Yost, who took over in Jan. 28 and worked in conjunction with Nieto until she stepped down on March 11, is overseeing the transition to the new location.
While the center is being planned and built, board member Annie Long’s Moonshadow Friesian Farm on Moody Pike is being used to house the horses.
“We moved all twelve horses and five miniatures [which includes three horses and two Sicilian donkeys] out here, and they’re doing great,” Yost said. “We’re closing on the new property today [Tuesday], but the first thing is we have to get the field pastures underway. The area had been used for corn and soybean farming, so we need to get it ready for the horses to be in there, that’s what’s going to take the most time.”

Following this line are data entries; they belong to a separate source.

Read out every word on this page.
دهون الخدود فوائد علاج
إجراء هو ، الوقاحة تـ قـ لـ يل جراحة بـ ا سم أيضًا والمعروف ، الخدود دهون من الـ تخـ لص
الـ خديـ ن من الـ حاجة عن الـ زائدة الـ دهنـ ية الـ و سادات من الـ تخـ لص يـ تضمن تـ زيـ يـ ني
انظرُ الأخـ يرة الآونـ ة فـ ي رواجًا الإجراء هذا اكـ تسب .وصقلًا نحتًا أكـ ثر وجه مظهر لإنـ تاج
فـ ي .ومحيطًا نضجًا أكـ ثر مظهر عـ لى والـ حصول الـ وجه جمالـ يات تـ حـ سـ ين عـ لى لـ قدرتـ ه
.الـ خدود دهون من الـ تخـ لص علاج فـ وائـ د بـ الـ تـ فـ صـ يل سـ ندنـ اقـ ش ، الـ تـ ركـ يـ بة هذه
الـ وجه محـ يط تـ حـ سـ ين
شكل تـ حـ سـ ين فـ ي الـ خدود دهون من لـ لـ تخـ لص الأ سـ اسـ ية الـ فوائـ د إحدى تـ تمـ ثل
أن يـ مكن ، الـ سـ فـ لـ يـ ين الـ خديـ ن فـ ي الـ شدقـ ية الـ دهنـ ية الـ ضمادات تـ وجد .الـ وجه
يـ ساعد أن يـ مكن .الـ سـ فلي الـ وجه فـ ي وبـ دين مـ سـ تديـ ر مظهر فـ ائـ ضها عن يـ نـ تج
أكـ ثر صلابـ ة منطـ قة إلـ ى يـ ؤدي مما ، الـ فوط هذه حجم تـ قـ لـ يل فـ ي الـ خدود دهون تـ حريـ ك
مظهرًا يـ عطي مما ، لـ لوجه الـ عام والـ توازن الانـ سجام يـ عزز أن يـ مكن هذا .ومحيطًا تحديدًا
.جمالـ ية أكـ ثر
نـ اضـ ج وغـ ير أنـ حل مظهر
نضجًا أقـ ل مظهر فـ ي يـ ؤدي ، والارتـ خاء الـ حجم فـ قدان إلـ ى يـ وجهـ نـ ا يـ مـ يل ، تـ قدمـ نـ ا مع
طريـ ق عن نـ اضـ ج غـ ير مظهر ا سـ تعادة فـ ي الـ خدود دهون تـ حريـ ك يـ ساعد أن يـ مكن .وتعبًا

Yost said the group hopes to be in the new facility by November.
“It should be built by then, but it will depend on the pastures. We can’t move until they’re ready,” she said.
The reason for the move, both Nieto and Yost said, was to help the center get a farm better suited for the center’s needs and because the former farm was simply too big.
The entire parcel was 50 acres, with about 26.5 owned by the Luci Center and the rest by Nieto.
“That was a good location, it served our needs, and we never had a problem managing it, but now we’ll be able to build a location to fit a therapeutic riding center,” Yost said. “This site will have our office, indoor and outdoor riding rings, a therapy room and possibly an area for dry lessons.”
Those are life-lessons for riders that may not quite be ready for riding.
“They [persons being treated] will learn to groom horses until they’re comfortable around them. They’ll learn to tie knots, open doors, work on stretching and reaching and other life skills,” she said.
Both Yost and Nieto said they were excited about what’s in store for the future of The Luci Center.
“I think the move has been a very positive decision we made,” Yost said. “Now we’ll continue to be able to grow and serve our riders, and that’s the most important thing.”
And Nieto said she can’t wait to watch it grow.
“I’ll be involved as much as Becky wants me to be,” she said. “I’m just so very fortunate to have a legacy that’s going to continue well past me.”